I never gave poverty or mental illness a thought. It just wasn’t in my life. Then, my son was diagnosed with schizophrenia.
“My son was good looking, popular, very well adjusted and a great student. People referred to him as the perfect prom date. In the fall of tenth grade, he started showing signs of mental illness. He started to ask me if I thought there was something wrong with his brain. He was really struggling in school and began to look odd. The psychiatrist said he was having social problems. The doctors said he would be fine, but he didn’t look fine to me. With time, he became more remote. He lost his affect and ability to smile and interact socially. He would hear voices and have delusions. Shortly after he turned 16, he drank a lot of wine and cut both of his wrists. When they took him away, he was screaming, ‘If you had to live like this, you would want to die, too.’ When I went to visit him, he really wanted to die. He asked me to just let him die. What do you do when your 16-year-old kid tells you he wants to die? We pretty much forced him into medical care. The medicines haven’t done much to help with his hallucinations. He doesn’t know what day or time it is. It has been like that ever since he was 16. He is 27 now.
“For nine years, I have cared for my son because this city does not provide adequate residential care for the mentally ill.

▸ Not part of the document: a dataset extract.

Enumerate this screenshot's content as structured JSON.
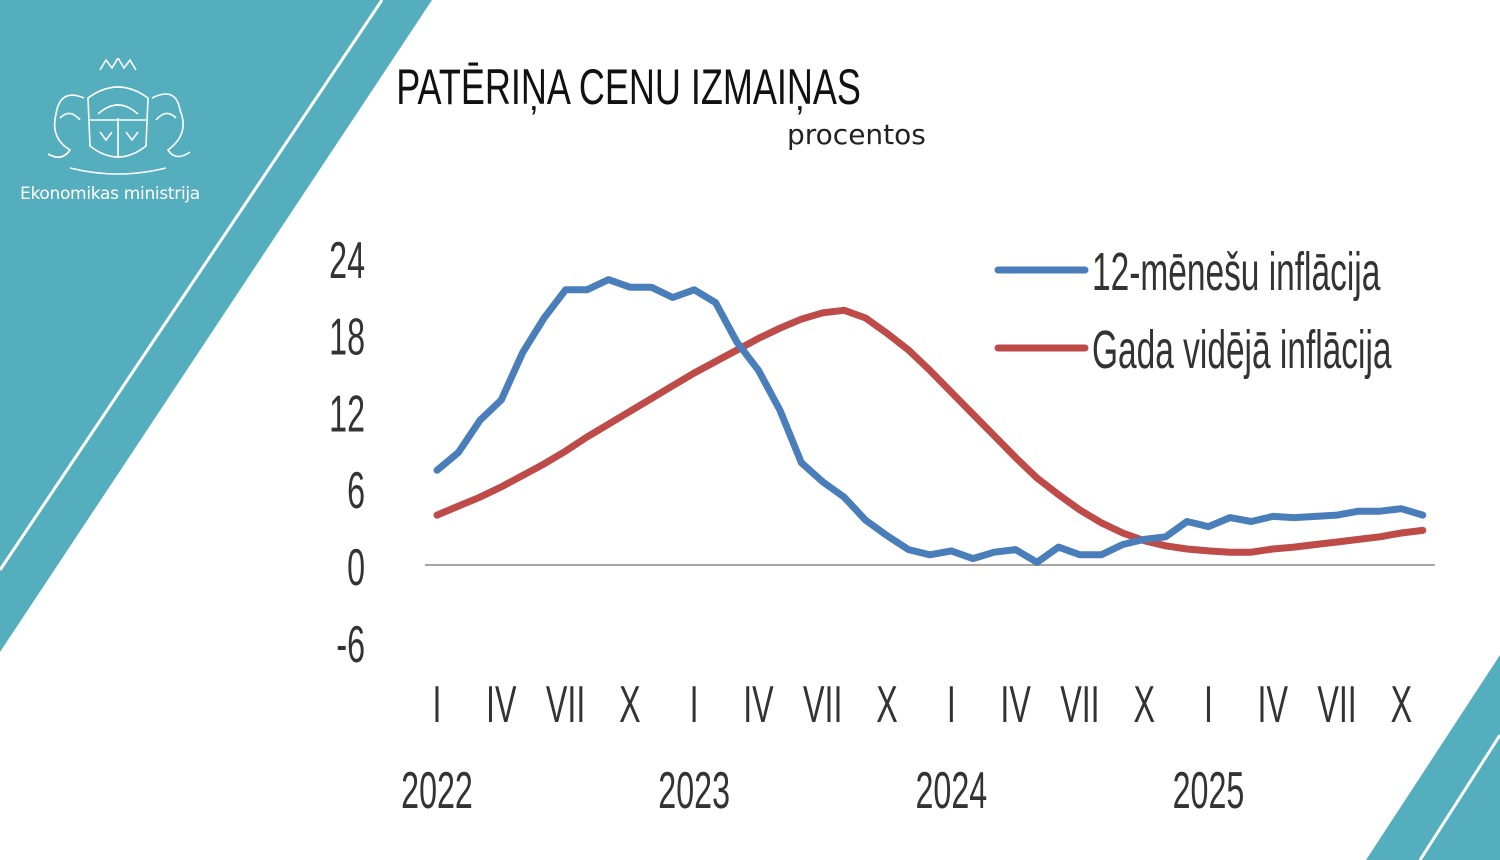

My son has Blue Cross Blue Shield and if you look on page 17 of our policy it says, ‘These services are provided unless you have mental illness.’ They provide emergency hospitalization only and then you are shown the front door and given a map with D.C. shelters. There is a group home, but they are overcrowded and you have to be somewhat motivated to live in that environment. My son’s condition is such that he doesn’t comprehend what you are saying to him. That is how ill he is. He can’t sleep at night. He makes strange noises all the time. His behaviors are totally inappropriate. He’s not a good candidate for a group home. And the shelters, have you seen those places? They are pretty rough. When you have mental illness and you’re paranoid it is pretty difficult to tell someone to sleep in a shelter with 50 other guys.